Comme la Droite dont ils sont les alliés pour les régionales, les centristes ont marqué leur solidarité et ont voté les mesures de sécurité supplémentaires demandées par le président de la république.
Mais à l’inverse de nombre de droitistes à l’image d’un Patrick Balkany à l’indécence coutumière, ils n’ont pas (ou peu…) hurlé contre le gouvernement à l’Assemblée nationale.
C’est bien évidemment tout à leur honneur.
Reste qu’ils sont, à l’image des récents propos Jean-Christophe Lagarde, le président de l’UDI, sur iTélé, dans un positionnement délicat où l’on doit en faire mais pas trop, où l’on doit être avec tout en étant contre.

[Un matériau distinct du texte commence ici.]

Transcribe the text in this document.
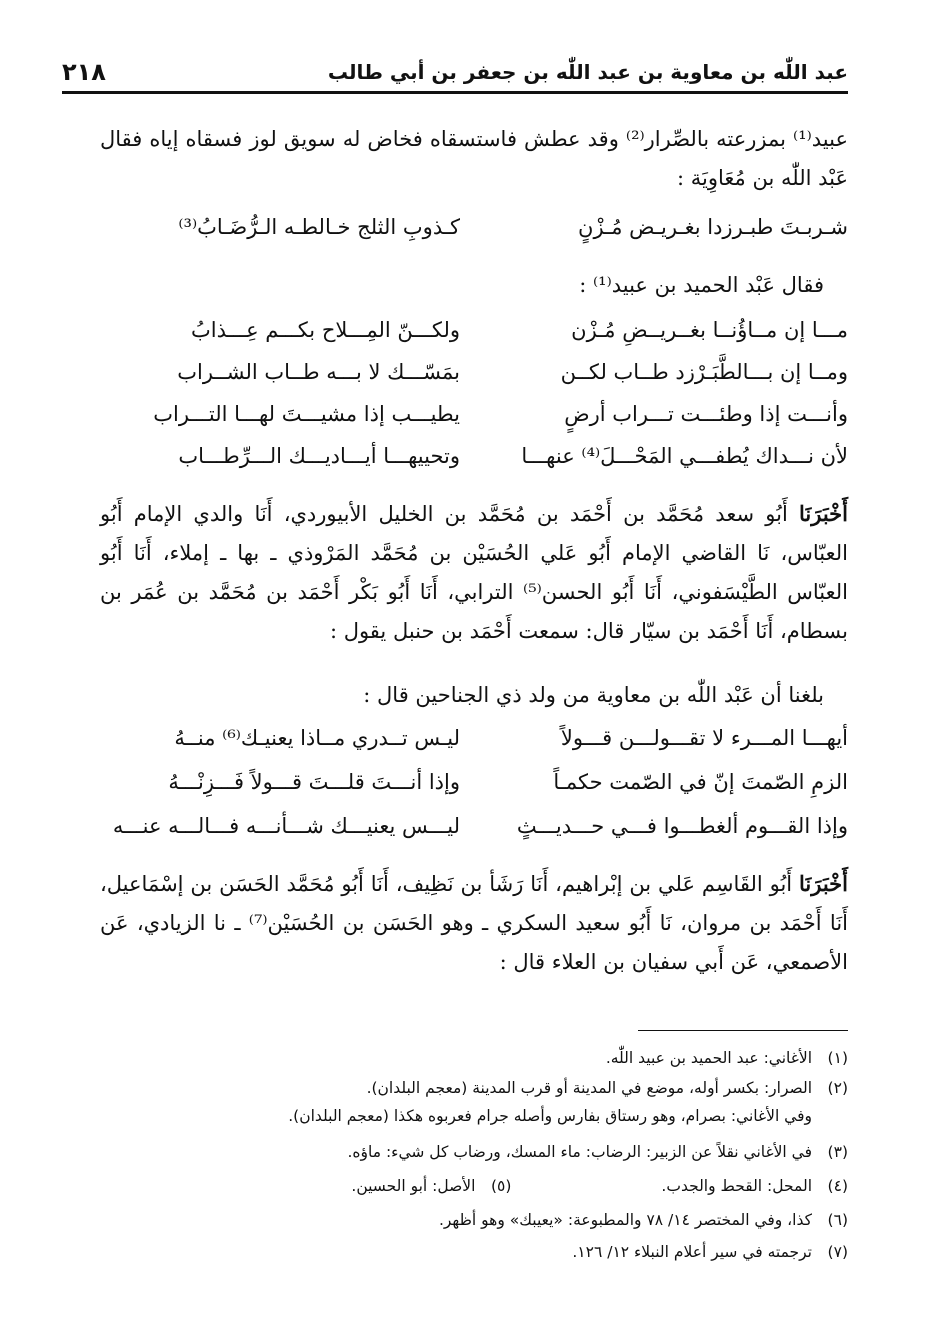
٢١٨	عبد اللّٰه بن معاوية بن عبد اللّٰه بن جعفر بن أبي طالب
عبيد⁽¹⁾ بمزرعته بالصِّرار⁽²⁾ وقد عطش فاستسقاه فخاض له سويق لوز فسقاه إياه فقال عَبْد اللّٰه بن مُعَاوِيَة :
شـربـتَ طبـرزدا بغـريـض مُـزْنٍ
كـذوبِ الثلج خـالطـه الـرُّضَـابُ⁽³⁾
فقال عَبْد الحميد بن عبيد⁽¹⁾ :
مـــا إن مــاؤُنــا بغــريــضِ مُـزْن
ولكـــنّ المِـــلاح بكـــم عِـــذابُ
ومــا إن بـــالطَّبَـرْزد طــاب لكــن
بمَسّـــك لا بـــه طــاب الشــراب
وأنـــت إذا وطئـــت تـــراب أرضٍ
يطيـــب إذا مشيـــتَ لهـــا التـــراب
لأن نـــداك يُطفـــي المَحْـــلَ⁽⁴⁾ عنهـــا
وتحييهـــا أيـــاديـــك الـــرِّطـــاب
أَخْبَرَنَا أَبُو سعد مُحَمَّد بن أَحْمَد بن مُحَمَّد بن الخليل الأبيوردي، أَنَا والدي الإمام أَبُو العبّاس، نَا القاضي الإمام أَبُو عَلي الحُسَيْن بن مُحَمَّد المَرْوذي ـ بها ـ إملاء، أَنَا أَبُو العبّاس الطَّيْسَفوني، أَنَا أَبُو الحسن⁽⁵⁾ الترابي، أَنَا أَبُو بَكْر أَحْمَد بن مُحَمَّد بن عُمَر بن بسطام، أَنَا أَحْمَد بن سيّار قال: سمعت أَحْمَد بن حنبل يقول :
بلغنا أن عَبْد اللّٰه بن معاوية من ولد ذي الجناحين قال :
أيهـــا المـــرء لا تقـــولـــن قـــولاً
ليـس تــدري مــاذا يعنيـك⁽⁶⁾ منــهُ
الزمِ الصّمتَ إنّ في الصّمت حكمـاً
وإذا أنـــتَ قلـــتَ قـــولاً فَـــزِنْـــهُ
وإذا القـــوم ألغطـــوا فـــي حـــديـــثٍ
ليـــس يعنيـــك شـــأنـــه فـــالـــه عنـــه
أَخْبَرَنَا أَبُو القَاسِم عَلي بن إبْراهيم، أَنَا رَشَأ بن نَظِيف، أَنَا أَبُو مُحَمَّد الحَسَن بن إسْمَاعيل، أَنَا أَحْمَد بن مروان، نَا أَبُو سعيد السكري ـ وهو الحَسَن بن الحُسَيْن⁽⁷⁾ ـ نا الزيادي، عَن الأصمعي، عَن أَبي سفيان بن العلاء قال :
(١)الأغاني: عبد الحميد بن عبيد اللّٰه.
(٢)الصرار: بكسر أوله، موضع في المدينة أو قرب المدينة (معجم البلدان).
وفي الأغاني: بصرام، وهو رستاق بفارس وأصله جرام فعربوه هكذا (معجم البلدان).
(٣)في الأغاني نقلاً عن الزبير: الرضاب: ماء المسك، ورضاب كل شيء: ماؤه.
(٤)المحل: القحط والجدب.(٥)الأصل: أبو الحسين.
(٦)كذا، وفي المختصر ١٤/ ٧٨ والمطبوعة: «يعيبك» وهو أظهر.
(٧)ترجمته في سير أعلام النبلاء ١٢/ ١٢٦.
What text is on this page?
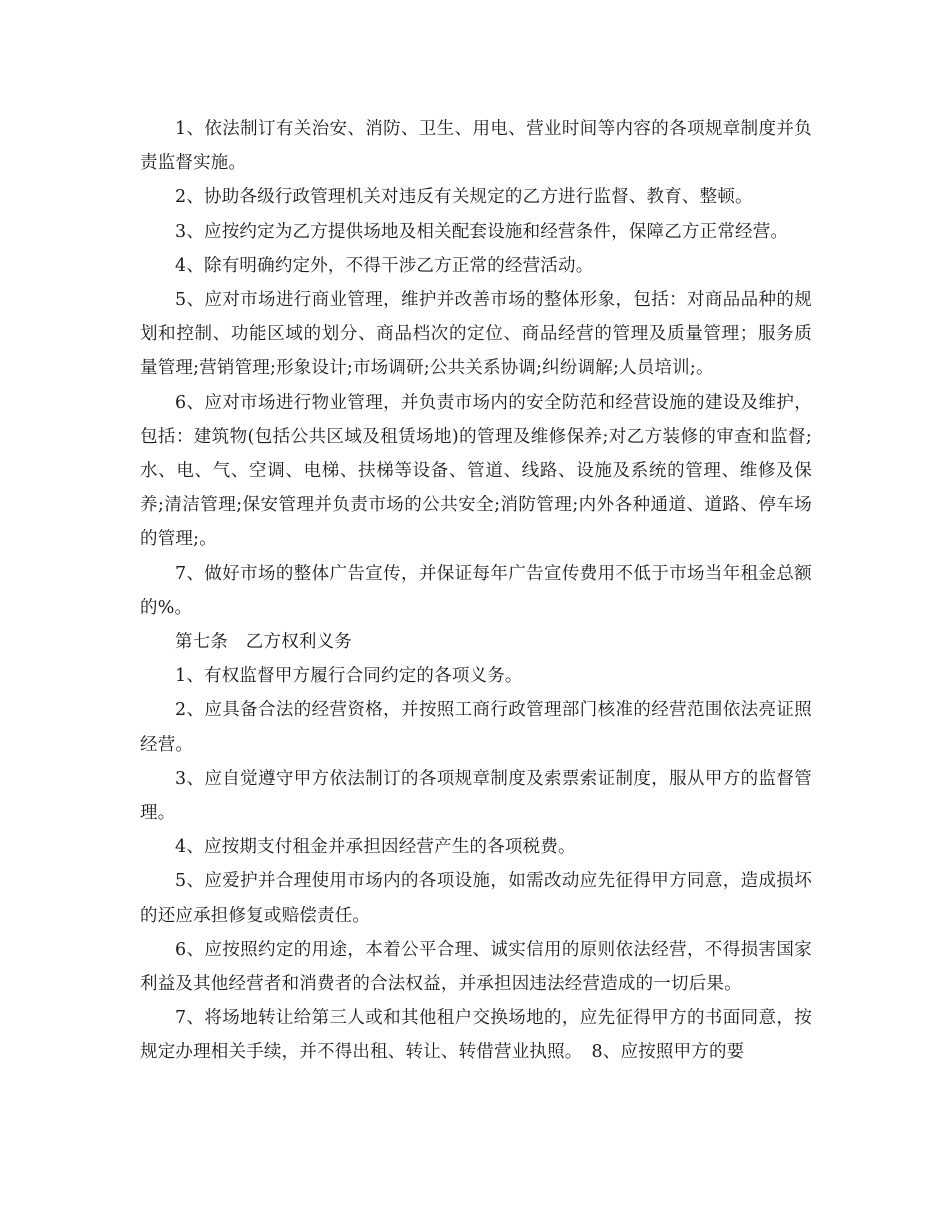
1、依法制订有关治安、消防、卫生、用电、营业时间等内容的各项规章制度并负责监督实施。

2、协助各级行政管理机关对违反有关规定的乙方进行监督、教育、整顿。

3、应按约定为乙方提供场地及相关配套设施和经营条件，保障乙方正常经营。

4、除有明确约定外，不得干涉乙方正常的经营活动。

5、应对市场进行商业管理，维护并改善市场的整体形象，包括：对商品品种的规划和控制、功能区域的划分、商品档次的定位、商品经营的管理及质量管理；服务质量管理;营销管理;形象设计;市场调研;公共关系协调;纠纷调解;人员培训;。

6、应对市场进行物业管理，并负责市场内的安全防范和经营设施的建设及维护，包括：建筑物(包括公共区域及租赁场地)的管理及维修保养;对乙方装修的审查和监督;水、电、气、空调、电梯、扶梯等设备、管道、线路、设施及系统的管理、维修及保养;清洁管理;保安管理并负责市场的公共安全;消防管理;内外各种通道、道路、停车场的管理;。

7、做好市场的整体广告宣传，并保证每年广告宣传费用不低于市场当年租金总额的%。

第七条　乙方权利义务

1、有权监督甲方履行合同约定的各项义务。

2、应具备合法的经营资格，并按照工商行政管理部门核准的经营范围依法亮证照经营。

3、应自觉遵守甲方依法制订的各项规章制度及索票索证制度，服从甲方的监督管理。

4、应按期支付租金并承担因经营产生的各项税费。

5、应爱护并合理使用市场内的各项设施，如需改动应先征得甲方同意，造成损坏的还应承担修复或赔偿责任。

6、应按照约定的用途，本着公平合理、诚实信用的原则依法经营，不得损害国家利益及其他经营者和消费者的合法权益，并承担因违法经营造成的一切后果。

7、将场地转让给第三人或和其他租户交换场地的，应先征得甲方的书面同意，按规定办理相关手续，并不得出租、转让、转借营业执照。　8、应按照甲方的要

Il leur faut être du côté de LR et pointer les insuffisances du gouvernement en matière de sécurité tout en demeurant dans une logique consensuelle.
De même, il leur faut faire campagne pour les régionales tout en évitant d’apparaître trop politiciens.
On constate ainsi chez les centristes des postures et des propos d’équilibristes qui ont le risque de mécontenter tout le monde et de les faire passer, en plus, pour des indécis.
Dès lors, l’explication de Jean-Christophe Lagarde faite lors de son discours du 19 novembre à l’Assemblée nationale est sans doute la bonne:
«En tant que parlementaires, élus locaux et responsables politiques, nous avons la responsabilité d’être unis dans l’épreuve. L’épreuve que nous traversons n’efface rien de nos différences, de nos divergences face aux autres défis que notre pays doit relever. Elle n’enlève en rien le droit de débattre, même avec vigueur, dans les autres domaines de notre vie publique. Au contraire même, c’est au nom de ce droit de débattre d’être différents, d’être en désaccord tout en acceptant de vivre et de décider ensemble que nous devons mener le combat commun contre ceux qui voudraient briser notre démocratie et les valeurs humanistes qu’elle porte. Dans ces circonstances, seuls notre raison, l’amour de notre pays et les valeurs que nous partageons doivent nous guider dans notre impérieuse mission.»
Une explication bien dans la ligne centriste.
Au risque de dérapages, d’un côté, et d’interprétations partisanes négatives de l’autre.
Quant à son efficacité électorale, les résultats du premier tour des régionales, le 6 décembre, sont juges de paix en la matière.